In the compulsory social health insurance systems offered in Germany and Switzerland, the premiums of the poor are paid for by the government, so no one goes uninsured. Everyone, however, can determine their insurance provider. And everyone can decide which hospital to go to – whether state or private or not-for-profit – and which doctor or dentist to visit, the kind of control that the poor in Britain do not have.

But the most important thing about social health insurance systems is that they deliver better healthcare than in Britain. Four-fifths of Swiss people and three-quarters of Germans diagnosed with cancer survive at least one year and waiting lists for treatment are virtually unheard of. If Britain could achieve cancer survival rates like this, between 10,000 and 25,000 lives would be saved each year.

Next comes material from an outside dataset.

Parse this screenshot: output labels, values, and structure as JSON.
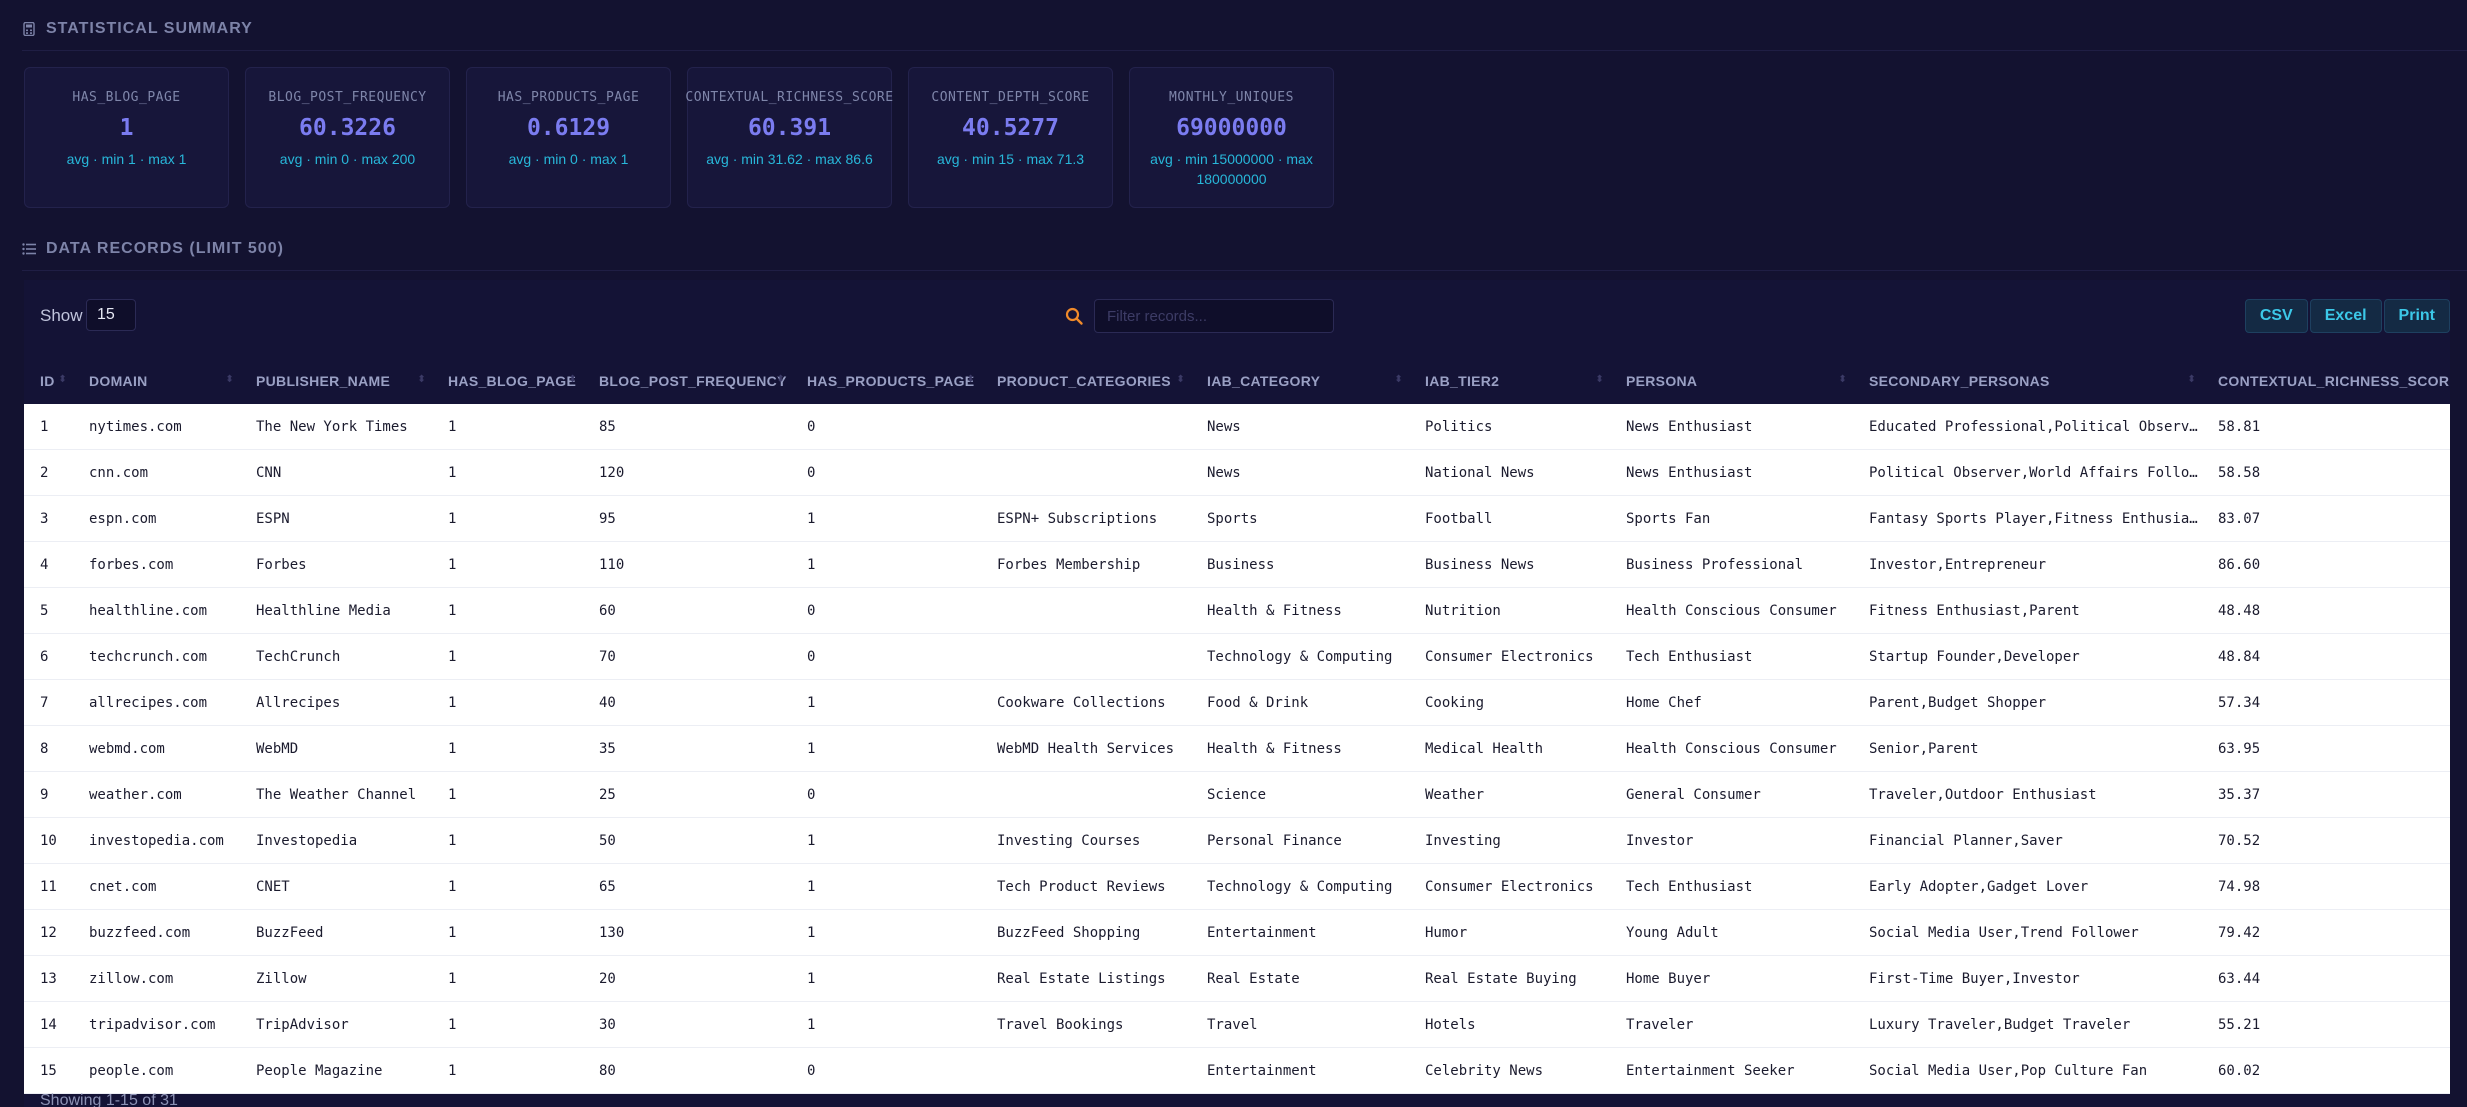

For the last 75 years, the Netherlands has allowed parents to determine which school their child attends, with the government paying the school directly to educate that child. Sweden has followed a similar course in recent years, with safeguards for the poor that ensure schools cannot charge any fees. The Netherlands has long had an excellent and fair education system, while the recent changes in Sweden have improved education for all. New schools have opened in the poorest as well as the richest municipalities and standards have risen in both state and independent schools, leaving no one behind.

For those people living in the worst housing estates in Britain, following the European lead by changing the way we organise and run public services will raise aspirations and improve lives. Doing so it will bring us closer to meeting our ideals of opportunity and empowerment for all, especially the poorest in society. That’s something of which any government could be proud.

Corin Taylor was formerly Economics Research Officer at the London-based think tank, Reform.